La Transfiguración me muestra hoy la importancia de fortalecer mi fe —tantas veces débil e interesada— para asemejarla a la de los apóstoles ante las circunstancias difíciles presentes y futuras de mi vida. Es el Señor el que fortalecerá mi fe con la gracia del Espíritu. Es Jesús el que me hace partícipe de su gloria, pero no es posible disfrutar de ella si previamente no soy capaz de unirme a su pasión y a su entrega amorosa.
Y para complacer a Dios se hará imprescindible que el Espíritu Santo imprima en mi corazón el rostro de Cristo. Y con Cristo grabado en mi interior es más fácil escuchar la voz del Padre que me habla a través de las actividades cotidianas de mi vida, que hace suyas todas mis preocupaciones y me trasmite su amor.
Pero no puedo quedarme simplemente contemplando el rostro luminoso de Jesús transfigurado. Al igual que los apóstoles debo tomar decisiones, no puedo permitir que mi vida se quede en meras palabras, en la mera contemplación del rostro luminoso del Señor porque en la vida hay numerosas cruces que debo cargar, son muchas las personas a las que debo entregar mi vida y a las que debo amar. El camino de la vida prosigue cada día, con sus alegrías y sus tristezas, y es el mismo Cristo el que me invita a caminar junto a Él para alcanzar el Reino prometido. Es allí, donde realmente Jesucristo me espera para ofrecerme la plenitud de la vida.

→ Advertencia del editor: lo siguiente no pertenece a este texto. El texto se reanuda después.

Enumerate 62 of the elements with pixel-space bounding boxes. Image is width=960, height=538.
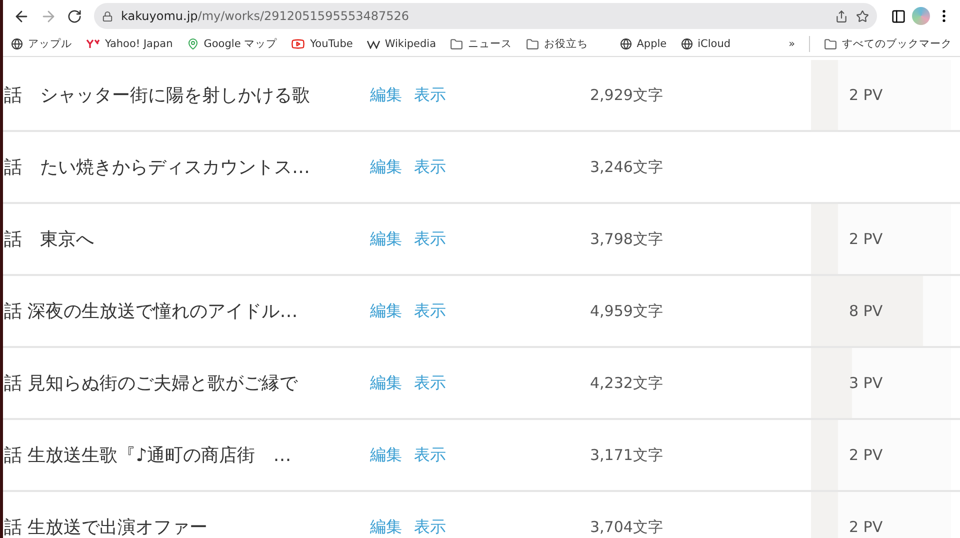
- episode-title: 話 生放送生歌『♪通町の商店街 …: [3, 444, 292, 467]
- map-pin-icon: [186, 38, 199, 50]
- view-link[interactable]: 表示: [414, 156, 446, 178]
- char-count: 2,929文字: [589, 86, 664, 104]
- episode-title: 話 生放送で出演オファー: [3, 516, 209, 538]
- bookmark-link[interactable]: Apple: [620, 38, 667, 50]
- pv-count: 2 PV: [848, 86, 883, 104]
- char-count: 3,171文字: [589, 446, 664, 464]
- view-link[interactable]: 表示: [414, 444, 446, 466]
- bookmark-link[interactable]: お役立ち: [526, 37, 588, 51]
- globe-icon: [620, 38, 632, 50]
- view-link[interactable]: 表示: [414, 516, 446, 538]
- w-logo-icon: [366, 40, 380, 48]
- bookmark-link[interactable]: iCloud: [680, 38, 731, 50]
- reload-icon: [67, 8, 82, 24]
- pv-count: 2 PV: [848, 518, 883, 536]
- folder-icon: [824, 38, 837, 50]
- side-panel-icon[interactable]: [891, 8, 906, 24]
- all-bookmarks-folder[interactable]: すべてのブックマーク: [824, 37, 952, 51]
- episode-title: 話 東京へ: [3, 228, 95, 251]
- view-link[interactable]: 表示: [414, 228, 446, 250]
- edit-link[interactable]: 編集: [370, 300, 402, 322]
- address-bar[interactable]: kakuyomu.jp/my/works/2912051595553487526: [94, 3, 877, 29]
- char-count: 3,704文字: [589, 518, 664, 536]
- bookmark-link[interactable]: Google マップ: [186, 37, 278, 51]
- more-bookmarks-button[interactable]: »: [788, 38, 795, 50]
- y-logo-icon: [86, 39, 100, 49]
- edit-link[interactable]: 編集: [370, 444, 402, 466]
- char-count: 3,798文字: [589, 230, 664, 248]
- play-icon: [291, 37, 306, 51]
- bookmark-link[interactable]: アップル: [11, 37, 72, 51]
- episode-title: 話 シャッター街に陽を射しかける歌: [3, 84, 311, 107]
- edit-link[interactable]: 編集: [370, 84, 402, 106]
- edit-link[interactable]: 編集: [370, 516, 402, 538]
- url-text: kakuyomu.jp/my/works/2912051595553487526: [121, 9, 410, 23]
- pv-count: 2 PV: [848, 446, 883, 464]
- star-icon[interactable]: [856, 10, 869, 22]
- edit-link[interactable]: 編集: [370, 228, 402, 250]
- pv-count: 2 PV: [848, 230, 883, 248]
- share-icon[interactable]: [835, 10, 848, 22]
- bookmark-link[interactable]: Wikipedia: [366, 38, 436, 50]
- episode-title: 話 見知らぬ街のご夫婦と歌がご縁で: [3, 372, 299, 395]
- episode-title: 話 たい焼きからディスカウントス…: [3, 156, 311, 179]
- pv-count: 8 PV: [848, 302, 883, 320]
- char-count: 3,246文字: [589, 158, 664, 176]
- edit-link[interactable]: 編集: [370, 156, 402, 178]
- pv-count: 3 PV: [848, 374, 883, 392]
- globe-icon: [11, 38, 23, 50]
- folder-icon: [526, 38, 540, 50]
- globe-icon: [680, 38, 693, 50]
- lock-icon: [102, 10, 113, 22]
- bookmark-link[interactable]: YouTube: [291, 37, 353, 51]
- view-link[interactable]: 表示: [414, 372, 446, 394]
- bookmark-link[interactable]: ニュース: [450, 37, 512, 51]
- char-count: 4,232文字: [589, 374, 664, 392]
- folder-icon: [450, 38, 464, 50]
- view-link[interactable]: 表示: [414, 300, 446, 322]
- edit-link[interactable]: 編集: [370, 372, 402, 394]
- bookmark-link[interactable]: Yahoo! Japan: [86, 38, 173, 50]
- char-count: 4,959文字: [589, 302, 664, 320]
- view-link[interactable]: 表示: [414, 84, 446, 106]
- episode-title: 話 深夜の生放送で憧れのアイドル…: [3, 300, 299, 323]
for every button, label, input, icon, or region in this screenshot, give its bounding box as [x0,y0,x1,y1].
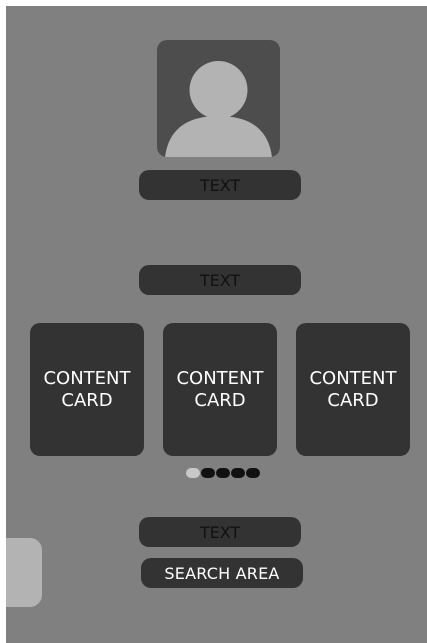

¡Señor, qué día más hermoso el de tu Transfiguración! ¡Muéstrate, Señor, cada día para que te pueda ver! ¡Hazte presente con toda tu luz para que te pueda seguir! ¡Señor, no quiero caminar en la oscuridad porque muchas veces estoy desorientado, agotado, abatido, lleno de problemas! ¡Tu sola presencia, Señor, me llena de ánimo, me da fortaleza! ¡Te pido, Señor, que extiendas tu mano sobre todos los que sufren a mi alrededor por los problemas matrimoniales, la enfermedad, los problemas económicos, la soledad, la depresión, la incomprensión! ¡Señor, sorprende con tu presencia a los que te niegan, o vacilan en su fe, o te blasfeman o te persiguen! ¡Señor, gracias, porque estás en todas las iglesias del mundo esperándonos! ¡Junto a ti, Señor, se está muy bien, muy cómodo, muy amado, muy querido! ¡En este día de tu Transfiguración, Señor, quiero mirarte sin cegarme y no consumir nunca ni mi fe ni mi esperanza! ¡Sé mi luz siempre, Señor! ¡Y muéstrame, Jesús, tu rostro transfigurado que se hace presente en los enfermos, en los pobres, en el enemigo, en la sed, la humillación, en el hambre, en la desolación… para que cuando te reconozcamos llegue la luz a nuestras almas y seamos capaces de amar todas las realidades que nos rodean olvidándonos de nuestros problemas para pensar en los de los demás a los que Dios también ama!